The findings add more credence to the fears of the Supreme Court, which has been crying itself hoarse on the issue of police reforms. The RTI findings reveal that some 407 police transfers were recommended through political offices between January 2005 and February 2006.
Out of these
* 19 recommendations came directly from the Chief Minister
* 189 came from the Deputy Chief Minister, who is also the Home Minister
* 199 from other Ministers and Secretaries
"Shifarish anusaar badali keli nahin." Translated into English, it means, "Not transferred as per recommendations." But it is surprising that so many police officers have chosen to ignore recommendations that come straight from the Chief Minister or the Deputy Chief Minister, who is also in control of the police force.
Former officers say they were caught in a Catch22 situation when there is pressure from the top, in spite of this being against all service rules. "When a recommendation is made, then to please the boss, one is bound to effect at least 10, 20 or 30 per cent of transfers," former Maharashtra DGP Arvind Inamdar says.

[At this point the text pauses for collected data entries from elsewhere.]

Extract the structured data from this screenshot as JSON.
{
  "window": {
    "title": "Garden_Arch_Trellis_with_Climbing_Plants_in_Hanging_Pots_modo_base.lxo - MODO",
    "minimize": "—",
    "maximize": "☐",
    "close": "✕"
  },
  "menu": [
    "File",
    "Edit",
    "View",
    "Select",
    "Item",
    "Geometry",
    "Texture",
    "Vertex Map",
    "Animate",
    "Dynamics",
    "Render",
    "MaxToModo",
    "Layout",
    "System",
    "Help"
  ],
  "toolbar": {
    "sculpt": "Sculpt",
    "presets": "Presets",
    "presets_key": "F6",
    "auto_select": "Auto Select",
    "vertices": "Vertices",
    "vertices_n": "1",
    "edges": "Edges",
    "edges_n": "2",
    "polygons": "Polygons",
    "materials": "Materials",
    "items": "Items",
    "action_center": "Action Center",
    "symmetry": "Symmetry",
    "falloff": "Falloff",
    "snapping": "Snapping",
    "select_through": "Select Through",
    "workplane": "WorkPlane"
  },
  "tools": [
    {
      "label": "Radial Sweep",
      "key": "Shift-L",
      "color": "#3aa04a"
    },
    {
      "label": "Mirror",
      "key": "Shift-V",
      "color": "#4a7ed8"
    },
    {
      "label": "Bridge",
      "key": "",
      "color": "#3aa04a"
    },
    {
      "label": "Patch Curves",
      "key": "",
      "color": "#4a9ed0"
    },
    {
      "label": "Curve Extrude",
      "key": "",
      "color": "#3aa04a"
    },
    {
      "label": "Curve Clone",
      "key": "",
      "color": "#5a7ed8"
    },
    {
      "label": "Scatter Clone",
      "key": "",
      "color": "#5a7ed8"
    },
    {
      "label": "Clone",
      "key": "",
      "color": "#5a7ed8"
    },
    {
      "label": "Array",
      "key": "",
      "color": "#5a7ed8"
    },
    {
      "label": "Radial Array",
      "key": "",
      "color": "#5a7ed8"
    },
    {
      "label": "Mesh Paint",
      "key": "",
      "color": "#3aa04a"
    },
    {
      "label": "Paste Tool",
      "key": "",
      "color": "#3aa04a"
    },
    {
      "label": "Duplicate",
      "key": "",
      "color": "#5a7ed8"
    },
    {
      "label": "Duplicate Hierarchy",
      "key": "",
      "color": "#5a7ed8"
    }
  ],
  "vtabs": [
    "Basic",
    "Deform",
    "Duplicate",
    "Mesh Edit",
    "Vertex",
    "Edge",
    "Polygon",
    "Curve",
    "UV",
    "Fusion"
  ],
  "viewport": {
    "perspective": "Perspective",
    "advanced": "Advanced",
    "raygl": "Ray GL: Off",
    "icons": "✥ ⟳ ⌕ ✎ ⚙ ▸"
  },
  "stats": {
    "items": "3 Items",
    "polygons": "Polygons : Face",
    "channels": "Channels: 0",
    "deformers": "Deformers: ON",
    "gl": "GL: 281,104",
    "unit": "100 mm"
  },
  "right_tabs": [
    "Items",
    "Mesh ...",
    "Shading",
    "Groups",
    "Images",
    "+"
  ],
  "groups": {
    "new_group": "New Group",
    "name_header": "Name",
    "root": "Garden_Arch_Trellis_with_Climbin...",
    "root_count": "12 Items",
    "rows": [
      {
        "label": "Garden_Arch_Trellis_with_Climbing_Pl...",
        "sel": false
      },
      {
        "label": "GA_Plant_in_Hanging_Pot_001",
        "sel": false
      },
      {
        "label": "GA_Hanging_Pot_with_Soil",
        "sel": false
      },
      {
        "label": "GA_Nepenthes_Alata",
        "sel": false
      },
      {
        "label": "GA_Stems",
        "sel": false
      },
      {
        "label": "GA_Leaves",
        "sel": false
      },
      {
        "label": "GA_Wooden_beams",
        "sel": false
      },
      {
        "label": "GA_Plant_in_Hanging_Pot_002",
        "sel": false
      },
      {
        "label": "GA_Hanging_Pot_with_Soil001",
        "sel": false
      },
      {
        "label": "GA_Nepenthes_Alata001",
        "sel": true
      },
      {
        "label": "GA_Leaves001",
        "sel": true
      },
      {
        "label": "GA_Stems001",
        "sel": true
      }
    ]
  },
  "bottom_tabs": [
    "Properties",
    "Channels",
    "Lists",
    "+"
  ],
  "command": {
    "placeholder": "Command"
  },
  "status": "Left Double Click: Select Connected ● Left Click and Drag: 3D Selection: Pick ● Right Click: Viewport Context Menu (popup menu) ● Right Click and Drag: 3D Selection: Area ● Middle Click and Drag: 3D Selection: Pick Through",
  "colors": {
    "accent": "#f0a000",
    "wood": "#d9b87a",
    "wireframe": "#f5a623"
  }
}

Interestingly, it's not just politicians who misuse their positions, even their personal secretaries have got into the transfer game.
The RTI findings reveal
* Four transfer requests came from the personal secretary to the Chief Minister
* While three requests were received from the personal secretary to Union Agriculture Minister Sharad Pawar
Most policemen know that asking for a transfer comes with a price, but with a plum posting virtually guaranteed by one pen strokes of a powerful politician, it's a price that the average policeman is willing to pay.